Fedora Hosted Usability and Developer Experience

seth vidal skvidal at fedoraproject.org
Sun Jun 2 21:52:07 UTC 2013


On Sun, 2 Jun 2013 16:39:20 -0400
Rahul Sundaram <metherid at gmail.com> wrote:

> Hi
> 
> 
> On Fri, May 31, 2013 at 6:45 PM, Stephen John Smoogen wrote:
> 
> >
> > Actually I was going to ask the opposite question: Do we still need
> > FedoraHosted? It was created before there was GitHub or Gitorious
> > but frankly we are not funded or staffed to make it bigger and
> > better than it is now. The systems are 2 virtual machines with one
> > as primary and one as fallback. It is not a large set of systems
> > and is made on the backbone of compromises of "We won't use
> > FedoraHosted unless you support X VCS system"... none of the things
> > that Github or Gitorious or even Savannah has had to deal with :).
> >
> > Yeah. Unless Fedora is going to invest in FedoraHosted and make it a
> excellent platform for projects, there isn't really much need to keep
> it at this point.  There is no particular advantage to it over Google
> Code or sf.net or github.  The underlying platform being free
> software isn't enough of an distinction when using distributed vcs.

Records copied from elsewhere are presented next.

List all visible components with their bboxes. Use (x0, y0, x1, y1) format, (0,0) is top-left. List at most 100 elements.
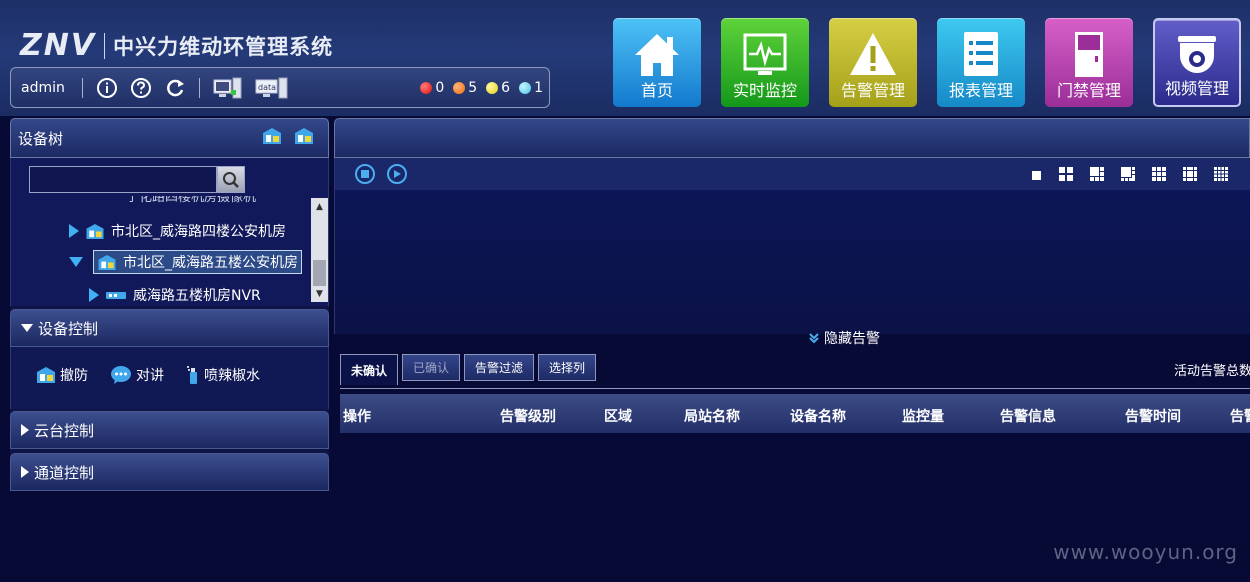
refresh-icon[interactable] (164, 77, 186, 99)
ptz-control-header[interactable]: 云台控制 (10, 411, 329, 449)
info-icon[interactable] (96, 77, 118, 99)
device-tree: 宁化路四楼机房摄像机 市北区_威海路四楼公安机房 市北区_威海路五楼公安机房 威… (10, 158, 329, 306)
selected-node[interactable]: 市北区_威海路五楼公安机房 (93, 250, 302, 274)
site-icon (86, 223, 104, 239)
col-region[interactable]: 区域 (604, 406, 632, 426)
tab-unconfirmed[interactable]: 未确认 (340, 354, 399, 385)
svg-text:data: data (258, 83, 276, 92)
minor-alarm-count[interactable]: 6 (486, 80, 510, 96)
warning-alarm-count[interactable]: 1 (519, 80, 543, 96)
device-control-panel: 撤防 对讲 喷辣椒水 (10, 347, 329, 409)
double-chevron-down-icon (809, 333, 819, 344)
tree-row-site[interactable]: 市北区_威海路四楼公安机房 (69, 221, 286, 241)
tree-search (29, 166, 245, 193)
app-title: 中兴力维动环管理系统 (113, 34, 334, 59)
tree-row-site-selected[interactable]: 市北区_威海路五楼公安机房 (69, 250, 302, 274)
nav-alarm-management[interactable]: 告警管理 (829, 18, 917, 107)
alarm-filter-button[interactable]: 告警过滤 (464, 354, 535, 381)
layout-switcher (1031, 166, 1228, 185)
active-alarm-total: 活动告警总数 (1174, 364, 1250, 379)
disarm-icon (37, 367, 55, 383)
nav-access-control[interactable]: 门禁管理 (1045, 18, 1133, 107)
hide-alarm-toggle[interactable]: 隐藏告警 (808, 328, 880, 348)
warning-icon (850, 33, 896, 75)
layout-16-icon[interactable] (1214, 166, 1228, 185)
tab-confirmed[interactable]: 已确认 (402, 354, 461, 381)
alarm-table-header: 操作 告警级别 区域 局站名称 设备名称 监控量 告警信息 告警时间 告警 (340, 394, 1250, 433)
nav-video-management[interactable]: 视频管理 (1153, 18, 1241, 107)
layout-13-icon[interactable] (1183, 166, 1197, 185)
col-alarm-info[interactable]: 告警信息 (1000, 406, 1056, 426)
layout-9-icon[interactable] (1152, 166, 1166, 185)
expand-icon[interactable] (89, 288, 99, 302)
left-panel: 设备树 宁化路四楼机房摄像机 市北区_威海路四楼公安机房 市北区_威海路五楼公安… (10, 118, 329, 491)
orange-dot-icon (453, 81, 466, 94)
layout-4-icon[interactable] (1059, 166, 1073, 185)
col-alarm-more[interactable]: 告警 (1230, 406, 1250, 426)
nav-report-management[interactable]: 报表管理 (937, 18, 1025, 107)
tree-search-input[interactable] (29, 166, 217, 193)
username: admin (21, 79, 65, 96)
critical-alarm-count[interactable]: 0 (420, 80, 444, 96)
layout-8-icon[interactable] (1121, 166, 1135, 185)
video-area[interactable] (334, 190, 1250, 334)
header: ZNV 中兴力维动环管理系统 admin data 0 5 6 1 首页 实时监… (0, 0, 1250, 116)
intercom-button[interactable]: 对讲 (110, 365, 164, 385)
site-unlock-icon[interactable] (294, 127, 314, 149)
tree-row-clipped[interactable]: 宁化路四楼机房摄像机 (126, 196, 256, 206)
play-button[interactable] (387, 164, 407, 184)
site-lock-icon[interactable] (262, 127, 282, 149)
monitor-icon (743, 33, 787, 75)
divider (198, 77, 200, 98)
spray-icon (187, 366, 197, 384)
home-icon (635, 34, 679, 76)
data-server-icon[interactable]: data (255, 77, 289, 99)
alarm-tabs: 未确认 已确认 告警过滤 选择列 (340, 354, 597, 385)
help-icon[interactable] (130, 77, 152, 99)
logo: ZNV 中兴力维动环管理系统 (20, 28, 333, 63)
stop-button[interactable] (355, 164, 375, 184)
tree-row-nvr[interactable]: 威海路五楼机房NVR (89, 285, 261, 305)
spray-button[interactable]: 喷辣椒水 (186, 365, 260, 385)
col-alarm-level[interactable]: 告警级别 (500, 406, 556, 426)
layout-6-icon[interactable] (1090, 166, 1104, 185)
expand-icon[interactable] (69, 224, 79, 238)
search-button[interactable] (217, 166, 245, 193)
select-columns-button[interactable]: 选择列 (538, 354, 597, 381)
monitor-alarm-icon[interactable] (213, 77, 243, 99)
main-panel-header (334, 118, 1250, 158)
col-alarm-time[interactable]: 告警时间 (1125, 406, 1181, 426)
scroll-thumb[interactable] (313, 260, 326, 286)
main-panel: 隐藏告警 未确认 已确认 告警过滤 选择列 活动告警总数 操作 告警级别 区域 … (334, 118, 1250, 490)
divider (81, 77, 83, 98)
video-toolbar (334, 158, 1250, 190)
major-alarm-count[interactable]: 5 (453, 80, 477, 96)
nav-realtime-monitor[interactable]: 实时监控 (721, 18, 809, 107)
play-icon (394, 170, 401, 178)
alarm-counters: 0 5 6 1 (420, 80, 543, 96)
nav-home[interactable]: 首页 (613, 18, 701, 107)
scroll-down-icon[interactable]: ▼ (311, 285, 328, 302)
cyan-dot-icon (519, 81, 532, 94)
device-tree-header: 设备树 (10, 118, 329, 158)
stop-icon (361, 170, 369, 178)
device-control-header[interactable]: 设备控制 (10, 309, 329, 347)
channel-control-header[interactable]: 通道控制 (10, 453, 329, 491)
scroll-up-icon[interactable]: ▲ (311, 198, 328, 215)
layout-1-icon[interactable] (1031, 166, 1042, 185)
disarm-button[interactable]: 撤防 (36, 365, 88, 385)
tree-scrollbar[interactable]: ▲ ▼ (311, 198, 328, 302)
report-icon (964, 32, 998, 76)
collapse-icon (21, 324, 33, 332)
yellow-dot-icon (486, 81, 499, 94)
user-toolbar: admin data 0 5 6 1 (10, 67, 550, 108)
col-monitor-point[interactable]: 监控量 (902, 406, 944, 426)
col-operation[interactable]: 操作 (343, 406, 371, 426)
collapse-icon[interactable] (69, 257, 83, 267)
expand-icon (21, 424, 29, 436)
expand-icon (21, 466, 29, 478)
main-nav: 首页 实时监控 告警管理 报表管理 门禁管理 视频管理 (613, 18, 1241, 107)
col-station-name[interactable]: 局站名称 (684, 406, 740, 426)
camera-icon (1178, 36, 1216, 73)
col-device-name[interactable]: 设备名称 (790, 406, 846, 426)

I actually disagree with that.

I think freedom of the service does matter. The debacles with google
reader and google talk recently should be pointing that up to all of
us. While DVCS do remove the possibility of our code getting locked up
somewhere it doesn't help us much if our entire workflow is locked up
there.

For example github's pull-request workflow is very nice for projects
with a wide contributor base but it is hard to move away from once you
are used to it.

When I looked at other options to github I was looking for a similar or
comparable workflow and I struggled to find any:

- gitorious merge-request is a extremely cumbersome currently
- gitlab has(had?) no such concept of public repositories so the idea
  of someone forking and contributing a patch was not even in the system

I think the folks running/writing github are good folks with the right
motivations but I've found that a lot of people with the right
motivations end up getting weird when money gets tight. It is best not
to be in a position where you have to find out about that.

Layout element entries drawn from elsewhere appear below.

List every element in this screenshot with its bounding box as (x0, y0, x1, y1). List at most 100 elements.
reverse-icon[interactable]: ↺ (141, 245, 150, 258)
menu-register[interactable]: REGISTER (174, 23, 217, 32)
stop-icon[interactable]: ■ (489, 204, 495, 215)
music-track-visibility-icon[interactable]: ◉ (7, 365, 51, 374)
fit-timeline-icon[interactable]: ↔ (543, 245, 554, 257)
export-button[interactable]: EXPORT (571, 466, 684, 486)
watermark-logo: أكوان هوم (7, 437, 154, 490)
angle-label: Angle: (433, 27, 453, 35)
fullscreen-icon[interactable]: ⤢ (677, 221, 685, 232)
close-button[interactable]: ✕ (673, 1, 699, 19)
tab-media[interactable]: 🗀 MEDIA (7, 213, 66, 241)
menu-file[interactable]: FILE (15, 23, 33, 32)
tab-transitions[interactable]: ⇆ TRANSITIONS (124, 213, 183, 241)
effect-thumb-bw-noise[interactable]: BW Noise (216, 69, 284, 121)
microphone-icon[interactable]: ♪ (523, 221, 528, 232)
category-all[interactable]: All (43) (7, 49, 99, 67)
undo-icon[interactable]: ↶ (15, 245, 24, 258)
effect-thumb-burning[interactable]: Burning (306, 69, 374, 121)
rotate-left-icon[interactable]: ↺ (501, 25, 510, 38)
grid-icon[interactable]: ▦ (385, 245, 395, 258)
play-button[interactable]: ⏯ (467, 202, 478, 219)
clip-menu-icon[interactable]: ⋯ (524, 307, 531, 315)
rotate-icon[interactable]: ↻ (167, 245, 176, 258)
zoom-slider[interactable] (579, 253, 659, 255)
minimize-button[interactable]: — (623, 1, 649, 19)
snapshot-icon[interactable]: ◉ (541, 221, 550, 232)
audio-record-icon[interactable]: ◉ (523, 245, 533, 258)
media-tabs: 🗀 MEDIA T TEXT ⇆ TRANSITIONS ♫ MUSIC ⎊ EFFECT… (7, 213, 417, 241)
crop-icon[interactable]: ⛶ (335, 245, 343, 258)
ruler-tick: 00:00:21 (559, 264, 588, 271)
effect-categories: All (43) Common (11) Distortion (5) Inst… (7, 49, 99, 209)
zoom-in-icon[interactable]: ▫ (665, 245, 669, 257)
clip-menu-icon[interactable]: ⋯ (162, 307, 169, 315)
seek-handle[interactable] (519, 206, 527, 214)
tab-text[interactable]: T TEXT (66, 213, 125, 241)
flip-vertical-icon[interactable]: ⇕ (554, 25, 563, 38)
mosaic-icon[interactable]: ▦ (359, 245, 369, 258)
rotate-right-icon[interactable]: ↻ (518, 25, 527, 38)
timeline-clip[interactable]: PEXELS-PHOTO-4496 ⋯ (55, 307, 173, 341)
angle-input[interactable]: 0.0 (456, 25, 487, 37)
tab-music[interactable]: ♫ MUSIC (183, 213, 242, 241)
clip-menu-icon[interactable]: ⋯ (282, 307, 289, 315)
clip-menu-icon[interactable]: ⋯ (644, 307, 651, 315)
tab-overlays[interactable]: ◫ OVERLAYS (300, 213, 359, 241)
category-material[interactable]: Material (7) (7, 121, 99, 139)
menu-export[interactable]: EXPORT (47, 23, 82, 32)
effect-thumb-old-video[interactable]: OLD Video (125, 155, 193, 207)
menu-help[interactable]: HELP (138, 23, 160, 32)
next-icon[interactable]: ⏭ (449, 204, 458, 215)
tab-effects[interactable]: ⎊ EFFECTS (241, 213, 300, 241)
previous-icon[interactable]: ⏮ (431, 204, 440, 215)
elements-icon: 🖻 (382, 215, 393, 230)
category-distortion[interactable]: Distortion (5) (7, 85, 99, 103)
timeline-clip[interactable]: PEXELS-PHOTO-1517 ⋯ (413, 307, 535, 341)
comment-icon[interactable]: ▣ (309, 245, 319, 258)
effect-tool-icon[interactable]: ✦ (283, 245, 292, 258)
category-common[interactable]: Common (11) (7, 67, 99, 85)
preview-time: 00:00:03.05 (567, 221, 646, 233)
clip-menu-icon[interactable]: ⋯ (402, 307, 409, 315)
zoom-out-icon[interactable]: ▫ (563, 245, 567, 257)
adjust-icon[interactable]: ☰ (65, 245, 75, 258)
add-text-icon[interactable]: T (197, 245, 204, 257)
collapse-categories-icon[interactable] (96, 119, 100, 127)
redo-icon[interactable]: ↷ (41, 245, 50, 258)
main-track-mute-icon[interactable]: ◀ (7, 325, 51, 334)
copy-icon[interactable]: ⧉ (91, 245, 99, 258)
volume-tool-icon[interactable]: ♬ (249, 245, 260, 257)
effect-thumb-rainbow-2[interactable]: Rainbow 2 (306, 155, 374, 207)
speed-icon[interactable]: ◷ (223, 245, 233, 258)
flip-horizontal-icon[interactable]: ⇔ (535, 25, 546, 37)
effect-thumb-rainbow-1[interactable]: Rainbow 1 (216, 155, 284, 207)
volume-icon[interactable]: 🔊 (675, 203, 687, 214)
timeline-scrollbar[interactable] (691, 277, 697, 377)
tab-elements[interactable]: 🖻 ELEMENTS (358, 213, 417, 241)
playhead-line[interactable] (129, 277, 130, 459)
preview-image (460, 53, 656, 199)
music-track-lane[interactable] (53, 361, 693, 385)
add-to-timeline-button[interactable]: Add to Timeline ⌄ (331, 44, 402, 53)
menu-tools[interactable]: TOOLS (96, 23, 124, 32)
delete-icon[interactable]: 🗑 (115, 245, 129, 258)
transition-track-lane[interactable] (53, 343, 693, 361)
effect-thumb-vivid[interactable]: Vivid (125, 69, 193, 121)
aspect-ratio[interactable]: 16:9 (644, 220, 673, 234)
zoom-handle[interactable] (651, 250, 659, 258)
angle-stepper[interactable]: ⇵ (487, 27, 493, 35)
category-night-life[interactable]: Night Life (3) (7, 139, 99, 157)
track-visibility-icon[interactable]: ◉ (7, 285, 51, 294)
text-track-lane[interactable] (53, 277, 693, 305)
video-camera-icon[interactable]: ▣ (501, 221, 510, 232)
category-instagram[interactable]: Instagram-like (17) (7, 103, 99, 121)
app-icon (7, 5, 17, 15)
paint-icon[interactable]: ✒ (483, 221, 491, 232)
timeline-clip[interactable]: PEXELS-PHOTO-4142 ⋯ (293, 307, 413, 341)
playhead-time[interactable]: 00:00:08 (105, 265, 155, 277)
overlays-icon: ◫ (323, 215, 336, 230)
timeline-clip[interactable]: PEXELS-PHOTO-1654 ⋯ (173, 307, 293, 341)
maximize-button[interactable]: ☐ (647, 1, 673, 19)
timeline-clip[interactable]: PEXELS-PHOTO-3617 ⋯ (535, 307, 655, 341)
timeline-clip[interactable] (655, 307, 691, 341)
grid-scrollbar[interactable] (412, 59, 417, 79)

So - freedom of infrastructure matters - if for no other reason than
making sure that anyone who wants to copy and walk away with their
code/issues/tickets/wiki can do so w/o needing to buy any software (or
worse yet software they CANNOT buy)

I agree with smooge that we're understaffed to make the service
everything it could be - but there are places we can be in between and
we've made changes recently to make it easier for us to try out
solutions w/o impacting every project.